[Bug]: Dataflow worker retries pipeline if FinishBundle blocks for too long
What happened?
While performing load tests for the FhirIO Import transform I implemented in #22460 for the Go SDK, I noticed that after the resources were successfully imported, the pipeline would restart from the beginning. It would do this 4 times until the pipeline fails with the error: The job failed because a work item has failed 4 times. Root cause: The worker lost contact with the service.
My theory is that because the import request performed inside FinishBundle takes several minutes to complete (since it is importing millions of resources), the runner thinks it failed and then it retries.

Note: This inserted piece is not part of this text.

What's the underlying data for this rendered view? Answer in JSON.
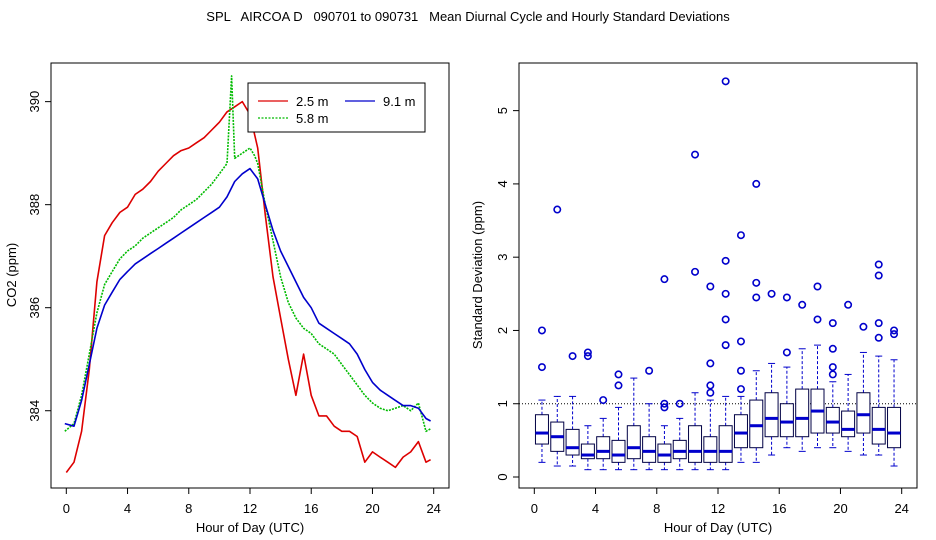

The reason for filing this issue is because a blocking call that takes the same amount of time does not cause this retry loop failure and completes successfully in the Java SDK, so there's a discrepancy there. Also because using a long-running FinishBundle method is a Beam design pattern that is widespread and even considered a best practice as described here.
The issue can be reproduced with a dummy pipeline that just sleeps for 20 minutes inside FinishBundle or any other DoFn lifecycle method. I made these dummy pipelines available so others can easily reproduce the issue themselves: https://github.com/apache/beam/compare/master...lnogueir:beam:dataflowWorkerLiveness
Instructions on how to execute them are commented on the files in the link above.
I have validated that the Java SDK doesn't experience this issue on neither runner V1 nor V2.
CC: @lostluck @jrmccluskey @msbukal @youngoli
Issue Priority
Priority: 2
Issue Component
Component: io-go-gcp
I'll note that that advice is for streaming pipelines, not batch pipelines.
The code should still institute a cap to the batch sizes (where it then makes the request, and then starts filling another batch), as a single "bundle" could be billions of eleemnts in batch contexts, while they tend to be about a dozen in streaming ones.
Essentially, waiting until FinishBundle means that the actually batch sizes are dictated unknowingly by the runner. Better to set hard caps and self batch a little first (either by end RPC size if constructed in progress, or by simple count cap if per element size adds up). The goal is always to get the task done, not to simply rote follow
That said, it is odd if the Java side is doing the same approach exactly with FinishBundle, and not failing. That's worth keeping the issue around even after implementing batching in the code.
The worst thing would be that the Java SDK has as different "keep alive" behavior than the Go SDK. This should be handled in the FnAPI with the bundle progress responses.
But that seems unlikely. Given that the issue can be worked around by adjusting the DoFn, this should remain at most a P2 until further investigation indicates otherwise.